Et la technologie qui a ou aura, selon vous, le moins d’impact sur nos vies ?
La technologie à laquelle je ne crois pas du tout, en termes d’évolution et de perspectives, c’est la réalité virtuelle. La plupart des expériences que j’ai testées ont beau être bluffantes, le principe de la réalité virtuelle est de mettre les gens sous un casque et de les isoler, ce qui casse un pan important de l’expérience collective. Même si les utilisations dans lesquelles cela peut fonctionner sont nombreuses, comme le patrimoine culturel ou les jeux vidéos collectifs, je crois que certains plafonds de verre ne disparaîtront jamais, comme la lourdeur du dispositif technologique nécessaire ou l’importance de l’investissement financier que cela implique, et cantonneront la VR à des cas d’utilisation spécifiques.
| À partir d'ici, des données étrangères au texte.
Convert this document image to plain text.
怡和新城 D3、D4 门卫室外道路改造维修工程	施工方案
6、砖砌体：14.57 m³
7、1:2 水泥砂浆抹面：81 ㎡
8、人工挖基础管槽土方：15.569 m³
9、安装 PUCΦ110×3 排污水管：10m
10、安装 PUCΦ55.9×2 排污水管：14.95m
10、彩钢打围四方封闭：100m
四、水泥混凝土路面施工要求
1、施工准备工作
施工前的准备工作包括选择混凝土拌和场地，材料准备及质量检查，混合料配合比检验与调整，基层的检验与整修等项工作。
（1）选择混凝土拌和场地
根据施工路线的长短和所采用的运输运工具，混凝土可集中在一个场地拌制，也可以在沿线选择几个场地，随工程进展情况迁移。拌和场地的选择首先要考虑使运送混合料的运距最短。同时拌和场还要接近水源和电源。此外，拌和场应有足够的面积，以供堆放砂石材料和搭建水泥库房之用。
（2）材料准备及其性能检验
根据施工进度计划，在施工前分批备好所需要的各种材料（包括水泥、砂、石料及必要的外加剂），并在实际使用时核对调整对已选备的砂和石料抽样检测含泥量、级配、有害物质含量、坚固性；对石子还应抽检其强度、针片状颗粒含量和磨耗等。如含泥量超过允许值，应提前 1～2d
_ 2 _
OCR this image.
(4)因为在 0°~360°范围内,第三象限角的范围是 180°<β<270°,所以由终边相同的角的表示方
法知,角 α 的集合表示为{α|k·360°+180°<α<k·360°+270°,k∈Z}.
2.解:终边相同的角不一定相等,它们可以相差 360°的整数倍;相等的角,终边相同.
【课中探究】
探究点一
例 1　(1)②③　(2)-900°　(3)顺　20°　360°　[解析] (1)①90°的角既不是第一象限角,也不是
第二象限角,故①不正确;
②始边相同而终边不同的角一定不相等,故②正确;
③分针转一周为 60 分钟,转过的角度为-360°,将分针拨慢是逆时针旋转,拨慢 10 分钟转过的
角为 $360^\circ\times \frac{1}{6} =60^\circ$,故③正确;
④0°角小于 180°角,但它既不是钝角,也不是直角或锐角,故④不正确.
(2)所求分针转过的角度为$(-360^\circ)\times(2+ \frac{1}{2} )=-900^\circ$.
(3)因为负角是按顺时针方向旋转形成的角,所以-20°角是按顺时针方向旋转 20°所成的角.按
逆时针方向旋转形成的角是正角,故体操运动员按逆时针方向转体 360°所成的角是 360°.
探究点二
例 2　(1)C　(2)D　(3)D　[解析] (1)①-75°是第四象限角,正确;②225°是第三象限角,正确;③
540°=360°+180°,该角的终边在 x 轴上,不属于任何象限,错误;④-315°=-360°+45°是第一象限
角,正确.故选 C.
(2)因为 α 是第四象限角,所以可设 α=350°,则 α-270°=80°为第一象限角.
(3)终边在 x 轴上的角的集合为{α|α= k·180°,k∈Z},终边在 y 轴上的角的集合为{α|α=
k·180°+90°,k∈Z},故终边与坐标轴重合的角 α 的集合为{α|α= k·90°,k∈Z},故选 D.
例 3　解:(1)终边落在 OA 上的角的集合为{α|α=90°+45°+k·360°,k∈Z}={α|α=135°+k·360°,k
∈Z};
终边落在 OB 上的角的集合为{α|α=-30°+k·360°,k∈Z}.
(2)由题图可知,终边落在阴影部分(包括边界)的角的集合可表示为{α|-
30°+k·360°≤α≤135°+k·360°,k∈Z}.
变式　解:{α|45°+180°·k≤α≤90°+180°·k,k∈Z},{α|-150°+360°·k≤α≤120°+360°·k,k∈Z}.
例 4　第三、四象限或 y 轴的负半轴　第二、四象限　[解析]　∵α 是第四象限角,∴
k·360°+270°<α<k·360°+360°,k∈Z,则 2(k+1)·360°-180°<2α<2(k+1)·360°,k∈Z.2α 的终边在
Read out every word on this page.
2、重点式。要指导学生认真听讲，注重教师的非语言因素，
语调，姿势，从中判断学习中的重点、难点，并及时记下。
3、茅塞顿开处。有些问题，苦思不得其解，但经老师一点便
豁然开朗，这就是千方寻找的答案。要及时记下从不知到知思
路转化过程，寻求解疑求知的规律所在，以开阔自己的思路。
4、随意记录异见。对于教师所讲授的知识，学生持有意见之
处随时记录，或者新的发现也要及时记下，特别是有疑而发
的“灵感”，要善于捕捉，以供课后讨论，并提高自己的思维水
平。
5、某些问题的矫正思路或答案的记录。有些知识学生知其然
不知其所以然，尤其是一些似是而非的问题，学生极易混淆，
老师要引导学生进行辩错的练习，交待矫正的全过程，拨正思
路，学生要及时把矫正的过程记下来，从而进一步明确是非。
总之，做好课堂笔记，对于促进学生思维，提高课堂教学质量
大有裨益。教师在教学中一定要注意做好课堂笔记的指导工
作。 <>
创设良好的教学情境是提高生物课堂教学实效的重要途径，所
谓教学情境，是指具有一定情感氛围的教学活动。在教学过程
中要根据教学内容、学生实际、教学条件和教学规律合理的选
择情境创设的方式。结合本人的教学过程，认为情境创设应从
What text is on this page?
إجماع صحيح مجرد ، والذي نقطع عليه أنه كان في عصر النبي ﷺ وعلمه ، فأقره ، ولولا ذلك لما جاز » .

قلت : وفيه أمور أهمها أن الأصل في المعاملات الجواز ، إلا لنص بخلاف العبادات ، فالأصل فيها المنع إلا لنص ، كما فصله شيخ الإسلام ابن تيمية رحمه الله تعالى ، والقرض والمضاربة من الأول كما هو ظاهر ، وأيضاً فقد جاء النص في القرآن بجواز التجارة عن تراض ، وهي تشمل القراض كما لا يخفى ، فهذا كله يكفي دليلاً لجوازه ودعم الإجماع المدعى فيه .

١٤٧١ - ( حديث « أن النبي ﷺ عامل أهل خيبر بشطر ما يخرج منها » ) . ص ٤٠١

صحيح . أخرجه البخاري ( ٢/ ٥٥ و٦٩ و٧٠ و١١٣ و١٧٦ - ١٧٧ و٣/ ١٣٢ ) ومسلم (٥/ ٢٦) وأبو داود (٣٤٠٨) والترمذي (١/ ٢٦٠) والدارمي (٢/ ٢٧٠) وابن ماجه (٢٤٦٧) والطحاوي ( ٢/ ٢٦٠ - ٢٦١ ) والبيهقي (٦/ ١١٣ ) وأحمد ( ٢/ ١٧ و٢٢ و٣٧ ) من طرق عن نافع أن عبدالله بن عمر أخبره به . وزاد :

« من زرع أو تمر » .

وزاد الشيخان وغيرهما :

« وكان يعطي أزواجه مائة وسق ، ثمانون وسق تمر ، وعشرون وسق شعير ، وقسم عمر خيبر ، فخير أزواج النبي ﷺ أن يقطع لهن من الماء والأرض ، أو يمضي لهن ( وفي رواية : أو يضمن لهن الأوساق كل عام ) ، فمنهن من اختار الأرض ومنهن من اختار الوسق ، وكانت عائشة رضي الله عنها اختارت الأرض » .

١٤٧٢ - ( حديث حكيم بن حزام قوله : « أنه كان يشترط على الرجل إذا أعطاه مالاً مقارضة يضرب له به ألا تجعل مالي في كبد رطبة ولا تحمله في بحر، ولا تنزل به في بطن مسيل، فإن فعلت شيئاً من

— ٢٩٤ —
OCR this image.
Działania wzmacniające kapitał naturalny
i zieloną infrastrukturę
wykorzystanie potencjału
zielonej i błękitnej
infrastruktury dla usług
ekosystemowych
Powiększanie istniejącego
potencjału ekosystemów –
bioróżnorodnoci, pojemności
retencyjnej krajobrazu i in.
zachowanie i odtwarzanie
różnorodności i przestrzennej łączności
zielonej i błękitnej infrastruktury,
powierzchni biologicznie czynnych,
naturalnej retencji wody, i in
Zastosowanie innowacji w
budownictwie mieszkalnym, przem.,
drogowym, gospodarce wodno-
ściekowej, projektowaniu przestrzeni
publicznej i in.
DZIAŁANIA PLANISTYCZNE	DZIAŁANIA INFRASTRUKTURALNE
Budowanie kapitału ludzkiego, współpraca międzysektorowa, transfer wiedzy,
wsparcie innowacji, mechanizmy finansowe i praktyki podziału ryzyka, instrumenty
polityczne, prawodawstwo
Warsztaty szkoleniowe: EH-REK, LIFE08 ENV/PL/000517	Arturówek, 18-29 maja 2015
En revanche, je crois beaucoup plus à la réalité augmentée, qui permet de se balader dans un lieu existant tout en recevant des informations supplémentaires par-dessus. Pour l’instant, on a encore conscience d’utiliser une technologie quand on fait de la réalité augmentée ; mais à partir du moment où ce sera naturel à utiliser, on aura atteint l’étape ultime.
Il est beaucoup question des innovations technologiques dans les médias grand public : trouvez-vous qu’on en parle assez, et surtout qu’on en parle “bien” ?
Je pense qu’on s’est enfin écartés de la vision futuriste en vogue autour de l’an 2000, mais je crains qu’on soit maintenant tombés dans le travers alarmiste, voire complotiste. Néanmoins, l’équilibre est assez bon, même si une actualité négative, comme un vol de données ou l’identification d’une dérive, fera forcément toujours la une.
Je pense qu’il y a de plus en plus de personnes prêtes à faire une croix sur leur voiture plutôt que sur Netflix, qui est devenu tellement central dans nos vies. Et contrairement à la sensibilisation sur la pollution liée aux transports individuels, le grand public n’a pas encore pris conscience de l’empreinte écologique de son utilisation d’Internet. Pourtant les data centers et les entrepôts d’Amazon consomment énormément d’énergie et ont un impact sur l’environnement. C’est sûrement l’un des gros défis qui attend la cause écologique dans les prochaines années, et ça ne sera pas facile, tant c’est ancré dans nos pratiques.